I talked to Julia Maximets, a beautiful blonde Russian au pair, who was left a note by the mother of the family she worked for, telling her not to wear red nail polish. After working herself to exhaustion, the note felt like a slap in the face.

It was stressful work — I was responsible for someone else’s children, making meals, buying groceries, doing laundry, cleaning dishes, all while staying sane and following a rigid schedule.

“Your nerves are always going crazy in a job like this,” says Marilyne Guillalot, a French au pair. “It’s not like working in a store, where you can go for a walk or smoke a cigarette, then come back and things will be okay. You always have to give your full attention here.”

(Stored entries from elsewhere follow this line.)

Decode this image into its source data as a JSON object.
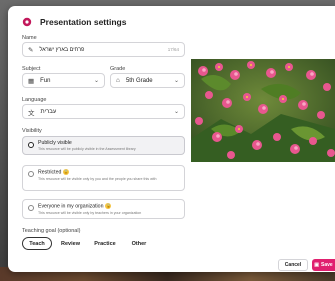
{
  "header": {
    "title": "Presentation settings"
  },
  "name": {
    "label": "Name",
    "value": "פרחים בארץ ישראל",
    "count": "17/64"
  },
  "subject": {
    "label": "Subject",
    "value": "Fun"
  },
  "grade": {
    "label": "Grade",
    "value": "5th Grade"
  },
  "language": {
    "label": "Language",
    "value": "עברית"
  },
  "visibility": {
    "label": "Visibility",
    "options": [
      {
        "title": "Publicly visible",
        "desc": "This resource will be publicly visible in the Assessment library"
      },
      {
        "title": "Restricted",
        "desc": "This resource will be visible only by you and the people you share this with"
      },
      {
        "title": "Everyone in my organization",
        "desc": "This resource will be visible only by teachers in your organization"
      }
    ]
  },
  "teaching_goal": {
    "label": "Teaching goal (optional)",
    "chips": [
      "Teach",
      "Review",
      "Practice",
      "Other"
    ]
  },
  "footer": {
    "cancel": "Cancel",
    "save": "Save"
  },
  "colors": {
    "accent": "#e0206f",
    "brand": "#c2185b"
  },
  "icons": {
    "header": "settings-cog-icon",
    "name": "pencil-icon",
    "subject": "calendar-icon",
    "grade": "graduation-cap-icon",
    "language": "translate-icon",
    "save": "save-icon"
  }
}
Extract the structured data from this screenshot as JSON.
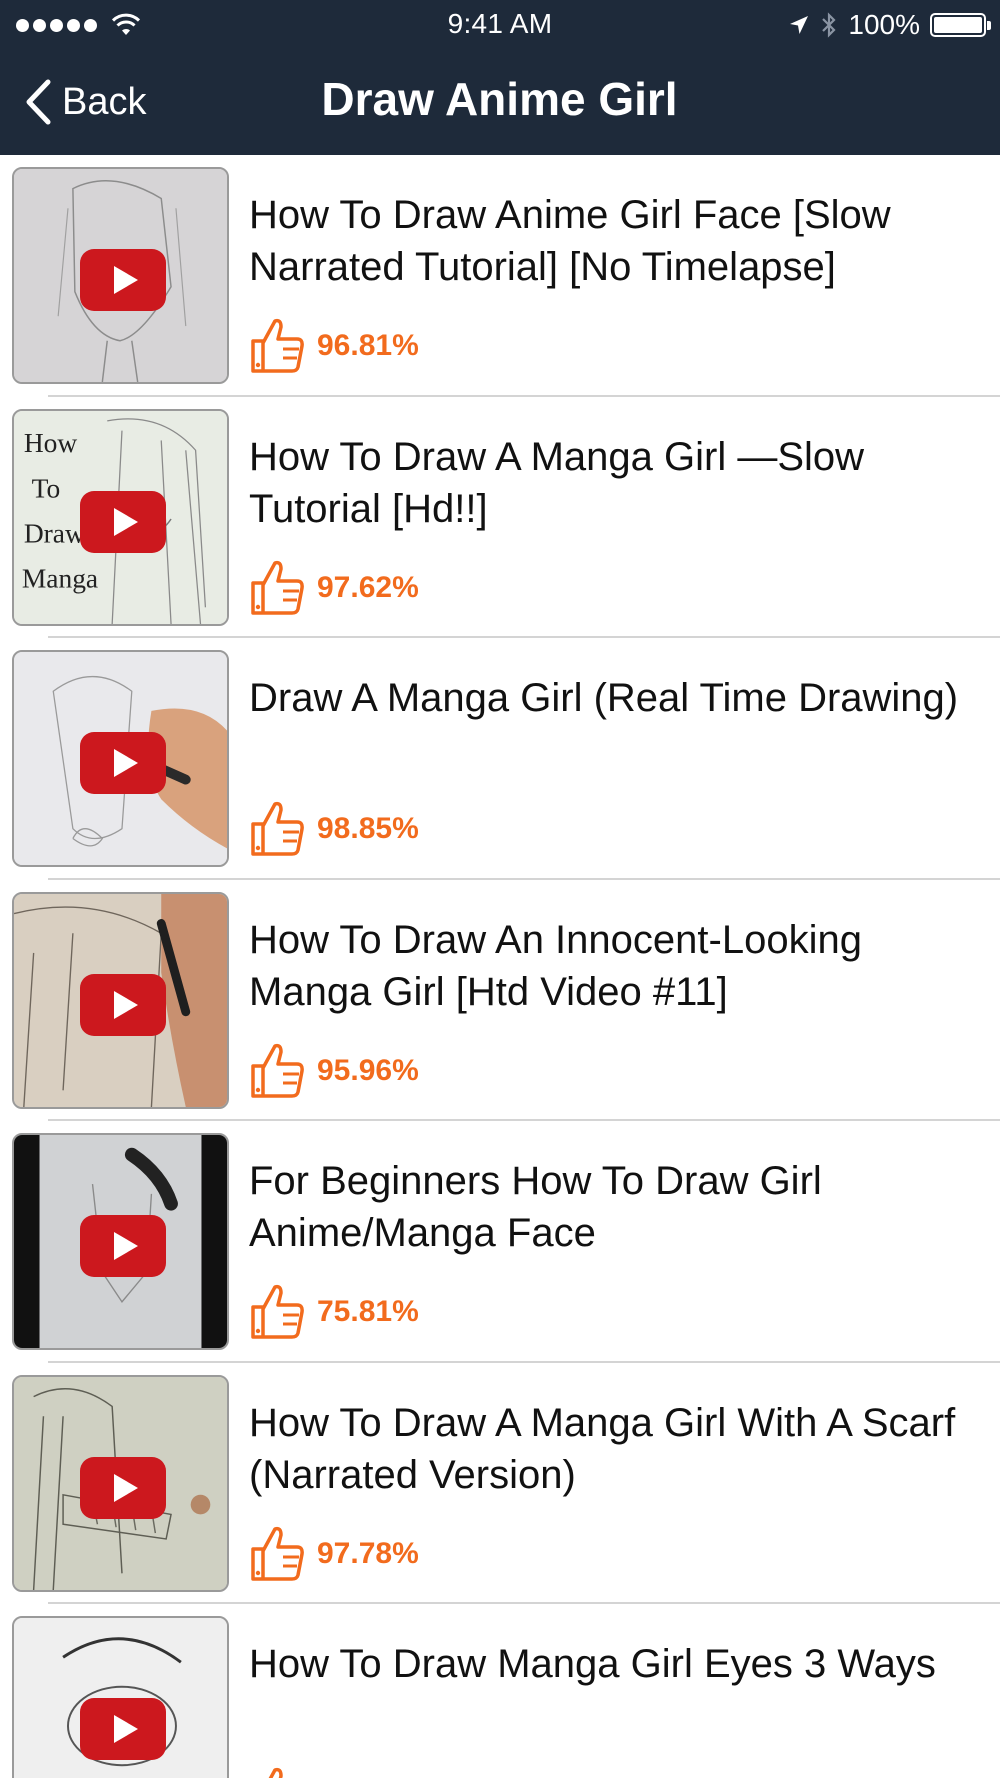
{
  "status_bar": {
    "time": "9:41 AM",
    "battery_text": "100%"
  },
  "nav": {
    "back_label": "Back",
    "title": "Draw Anime Girl"
  },
  "colors": {
    "nav_background": "#1e2a3a",
    "rating_orange": "#f26b1d",
    "play_red": "#cc181e"
  },
  "videos": [
    {
      "title": "How To Draw Anime Girl Face [Slow Narrated Tutorial] [No Timelapse]",
      "rating": "96.81%"
    },
    {
      "title": "How To Draw A Manga Girl —Slow Tutorial [Hd!!]",
      "rating": "97.62%",
      "thumb_caption": [
        "How",
        "To",
        "Draw",
        "Manga"
      ]
    },
    {
      "title": "Draw A Manga Girl (Real Time Drawing)",
      "rating": "98.85%"
    },
    {
      "title": "How To Draw An Innocent-Looking Manga Girl [Htd Video #11]",
      "rating": "95.96%"
    },
    {
      "title": "For Beginners How To Draw Girl Anime/Manga Face",
      "rating": "75.81%"
    },
    {
      "title": "How To Draw A Manga Girl With A Scarf (Narrated Version)",
      "rating": "97.78%"
    },
    {
      "title": "How To Draw Manga Girl Eyes 3 Ways",
      "rating": ""
    }
  ]
}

For some, working as an au pair is much more than just an easy job. There are many who leave poor countries for a better life in Paris, and depend on their job to stay here.

One of those women, Dimitrina Ivanova left Bulgaria when she was 18 to come and work as an au pair in Paris.

“A bunch of my friends were going so I went too. The agency we went through presented the job like a dream,” says Ivanova, now 27. “But a lot of us came here and ended up feeling like slaves.”

Ivanova looked after two young girls, whose mother’s insensitive comments hurt her. “One night she told the girls to eat their fruit, because kids in Bulgaria couldn’t even afford fruit.”

McGraw admits that au pairs from Canada have it easier. Most of the families who hire Canadians to work for them want them for their language skills. They want native English speakers who will teach their children. But families who want someone to do a lot of housework as well as look after their kids tend to hire Eastern European au pairs.

“It’s a weird situation,” says Ivanova. “They pretty much have ownership over you, and both of you know that they can put you outside if they want to.”

I found my first four months in Paris especially hard. I left Canada and walked into a different culture, a different family and a different life. It wasn’t easy. I didn’t know the unwritten rules or my boundaries.

When I first started working I was told that I dressed too sexy, and that my low-rise jeans and short tank tops were sending out a bad message. At the end of a very long day I was yelled at because Terence’s homework wasn’t finished. I was blamed when the kids left their jackets at tennis, or when their toys trailed into the living room.

I found refuge with a Turkish family who owned a restaurant in Montmartre. One day I was standing at the Sacre Coeur, the beautiful church that overlooks the whole city, when a young girl approached me. She told me she thought I was beautiful, and wanted me to come to her family’s restaurant for a drink with her and her brother.

I was so lonely that I couldn’t refuse, and in the small restaurant of fast Turkish food, I found a family. I ended up eating dinner with them that night and came back every weekend thereafter. The family fed me, laughed with me, respected me and treated me like a second daughter.

Eventually I made friends too. Through my blog, I met exchange students from Yale University, and the weekends turned into rampages around the city and extravagant dinner parties. I met a young English teacher from New York who could talk for hours about literature.

I started to meet people everywhere, and my life started to take on an exciting pace. One night I went for dinner with a young music publicist I met, where the rapper Busta Rhymes was the guest of honor.

My year in Paris was a challenge but I came out alive. Not only that, but I didn’t kill the children, gain 50 pounds from all my croissant bingeing, or suffocate in my tiny apartment. I loved Paris, but I’ll never take another job as a nanny.